Pakar Hukum Sebut Prabowo Harus Beri Penjelasan Langsung Soal Abolisi dan Amnesti Tom Lembong-Hasto
Adi Suhendi August 01, 2025 07:32 PM

TRIBUNNEWS.COM, JAKARTA - Pakar Hukum Pidana Universitas Trisakti Azmi Syahputra meminta Presiden Prabowo Subianto menjelaskan pertimbangan pemberian abolisi untuk Thomas Trikasih Lembong alias Tom Lembong dan pemberian amnesti untuk Sekjen PDIP Hasto Kristiyanto.

Azmi Syahputra merupakan dosen ilmu hukum di Universitas Trisakti. Ia juga merupakan alumni Fakultas Hukum Universitas Muhammadiyah Sumatera Utara (UMSU) dan menyelesaikan pendidikan magisternya di Universitas Padjadjaran.

Menurut dia, amnesti dan abolisi merupakan kewenangan mutlak yang dimiliki Presiden sebagaimana diatur dalam Pasal 14 ayat 2  UUD 1945.  

Dalam pemberian amnesti dan abolisi, diperlukan pertimbangan dan persetujuan dari DPR RI.

Pemberian amnesti berakibat penerapan hukum pidana dihapuskan, sementara dengan pemberian abolisi, maka penuntutan ditiadakan atau penuntutan dihapuskan serta melakukan penghentian apabila putusan itu telah dijalankan sekalipun.

"Ini jelas langkah konkret dalam implementasi kewenangan Kepala Negara yang konstitusional. Cenderung hal ini dimaknai sebagai keputusan politik penting antara kekuasaan eksekutif dan legislatif untuk dapat melepaskan pertanggungjawaban pidana atau meluruskan penegakan hukum.
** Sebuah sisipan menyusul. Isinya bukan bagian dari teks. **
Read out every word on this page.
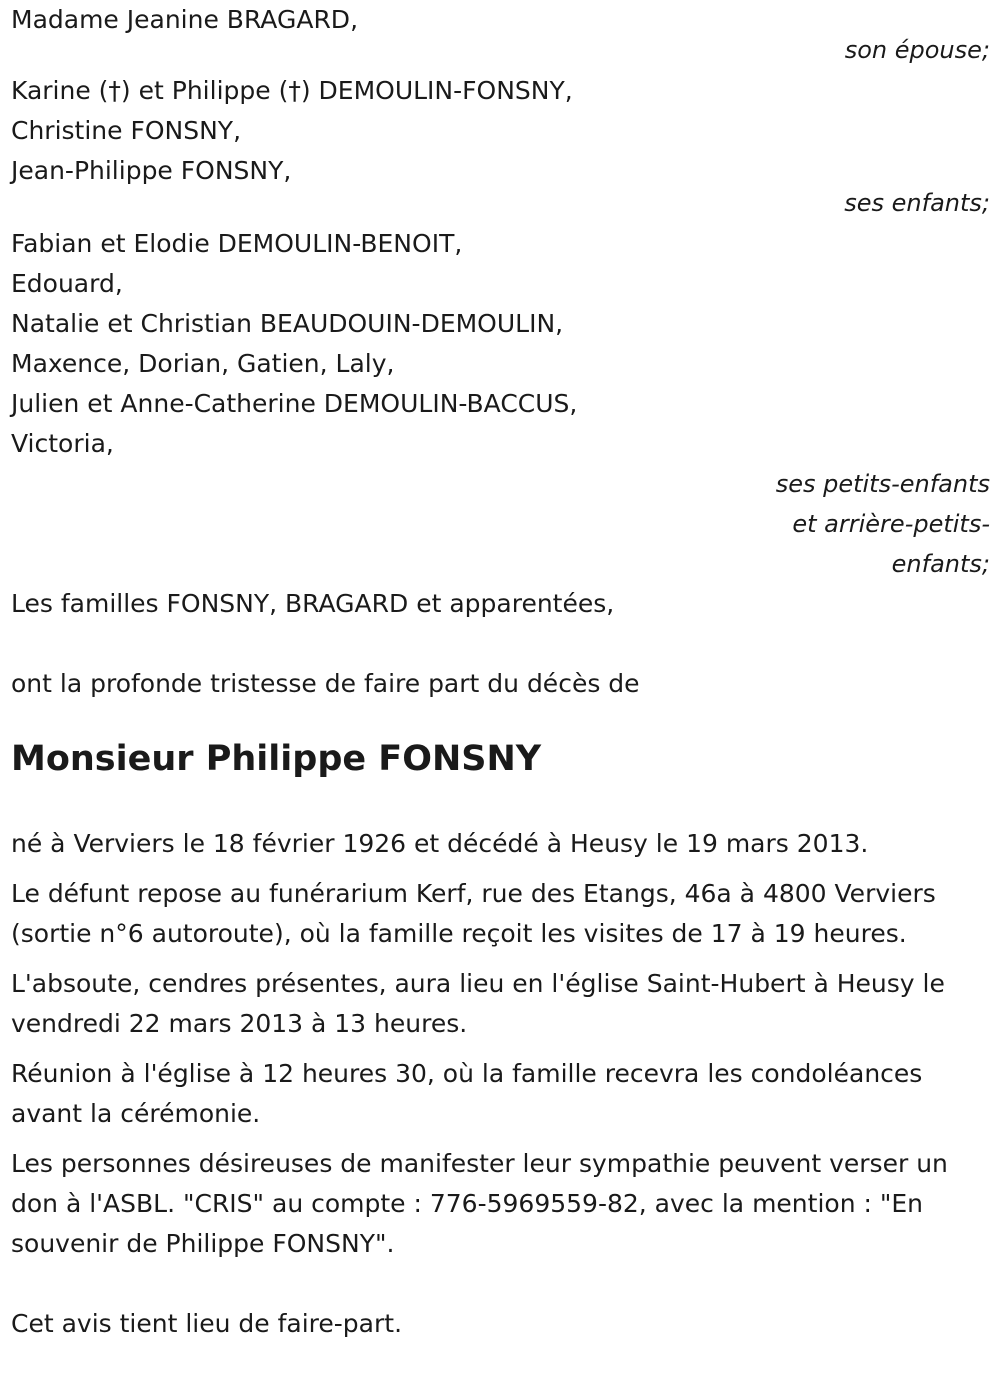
Madame Jeanine BRAGARD,
son épouse;
Karine (†) et Philippe (†) DEMOULIN-FONSNY,
Christine FONSNY,
Jean-Philippe FONSNY,
ses enfants;
Fabian et Elodie DEMOULIN-BENOIT,
Edouard,
Natalie et Christian BEAUDOUIN-DEMOULIN,
Maxence, Dorian, Gatien, Laly,
Julien et Anne-Catherine DEMOULIN-BACCUS,
Victoria,
ses petits-enfants
et arrière-petits-
enfants;
Les familles FONSNY, BRAGARD et apparentées,
ont la profonde tristesse de faire part du décès de
Monsieur Philippe FONSNY
né à Verviers le 18 février 1926 et décédé à Heusy le 19 mars 2013.
Le défunt repose au funérarium Kerf, rue des Etangs, 46a à 4800 Verviers (sortie n°6 autoroute), où la famille reçoit les visites de 17 à 19 heures.
L'absoute, cendres présentes, aura lieu en l'église Saint-Hubert à Heusy le vendredi 22 mars 2013 à 13 heures.
Réunion à l'église à 12 heures 30, où la famille recevra les condoléances avant la cérémonie.
Les personnes désireuses de manifester leur sympathie peuvent verser un don à l'ASBL. "CRIS" au compte : 776-5969559-82, avec la mention : "En souvenir de Philippe FONSNY".
Cet avis tient lieu de faire-part.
Dengan kata lain sarana ini digunakan untuk membebaskan seseorang dari hukuman yang sedang dijalani," kata Azmi kepada wartawan, Jumat (1/8/2025).

Dia mengatakan jika tidak dijelaskan secara tuntas, akan menimbulkan pertanyaan di ruang publik.

Di satu sisi, Azmi meyakini publik melihat adanya kepentingan politik.

"Kasus ini akan berdampak negatif luas jika tidak direspons dengan tuntas atau apakah ini untuk memperkuat posisi politik tertentu, atau apakah akan ada evaluasi maupun perubahan pada petinggi lembaga unit peradilan, mengingat dalam melihat kasus Tom Lembong dan Hasto cenderung lebih pada muatan politis," kata Azmi.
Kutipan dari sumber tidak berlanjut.